Chris Vargas
Graduate Student

Contact information

Email: chrisevargas@gmail.com

Group: Department of Art Practice

Web site: http://www.chrisevargas.com/

Personal statement

  Chris Vargas describes his videos as “comic yet committed explorations of the tensions within and among queer communities—between trannyboys and dykes, between liberal gays and radical queers, and between gay trans men and gay non-trans men.”   His works are funny and uncomfortable and incredibly self aware—think radical queer art meets Curb Your Enthusiasm or Strangers with Candy. The stakes are high though, and queer viewer or not, the heft and import of what is truly being said is palpable. The conclusions are never conclusive, and the complicated real world relationship between romanticism and criticality is addressed and re-addressed.

 

Vargas’s practice is steeped in a tradition of feminist and queer film and video. His works range in form from feature film and short video, to youtube sitcom and PSA, to most recently video collage.

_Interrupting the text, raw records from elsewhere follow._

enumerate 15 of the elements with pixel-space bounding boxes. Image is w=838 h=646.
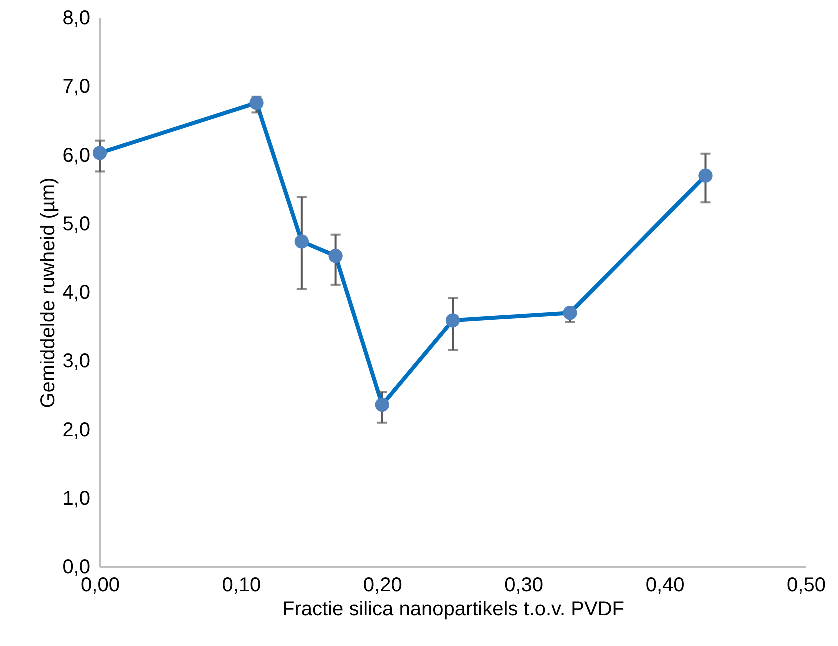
y-tick-label: 7,0	[62, 76, 90, 98]
y-tick-label: 8,0	[62, 8, 90, 30]
x-tick-label: 0,50	[787, 574, 826, 596]
y-tick-label: 6,0	[62, 144, 90, 167]
y-tick-label: 3,0	[62, 350, 90, 373]
x-tick-label: 0,20	[363, 574, 402, 596]
x-tick-label: 0,30	[504, 574, 544, 596]
y-axis-title: Gemiddelde ruwheid (µm)	[38, 178, 60, 408]
x-tick-label: 0,40	[646, 574, 685, 596]
y-tick-label: 4,0	[62, 282, 90, 304]
y-tick-label: 5,0	[62, 213, 90, 236]
x-tick-label: 0,10	[222, 574, 262, 596]
y-tick-label: 2,0	[62, 419, 90, 442]
y-tick-label: 1,0	[62, 488, 90, 510]
x-axis-title: Fractie silica nanopartikels t.o.v. PVDF	[282, 598, 624, 620]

Directly or indirectly, they address themes of contemporary queer life, where topical issues such as gay marriage and transgender pregnancy open up (often by way of a narrative structure) into less topical issues regarding gender identity, body issues, and non monogamy. The DIY aesthetic sensibility in his work is campy and choppy. The seams show, the characters are caricatures, and everything feels homemade. In treating the substantial and heavy subject matter in this informal and humorous way, the work becomes accessible; it opens doors and windows and asks you to come in.  

 

This notion of accessibility is perhaps best looked at in his series “Falling In Love…with Chris and Greg.” The videos, posted on youtube, follow the template of a television series. Already, the viewer can access them (if they have a computer), and can understand how to watch them (if they have ever watched a TV sitcom). Although the works are geared towards a queer (and sometimes art) audience, these points of entry are universal.   Narrative and humor carry the viewer along to join Chris (the radical queer trannyboy) and Greg (the liberal gay man) while they navigate issues of queer people and communities by way of their relationship. On their own, the characters speak no authentic truth, and bumble through unresolved disagreements. An episode might be really funny and really sad or difficult at the same time.    We are left to read between the lines and sort through the humor, narrative, characters, and issues—to handle the slippery material and acknowledge that there is no one right or easy way.    Vargas avoids the summing up that we have come to expect in a sitcom, and potentially in our own lives, and instead allows very unresolved moments be the culmination.     In real life, and in Vargas’s narratives, sometimes the only honest conclusion is a long awkward silence.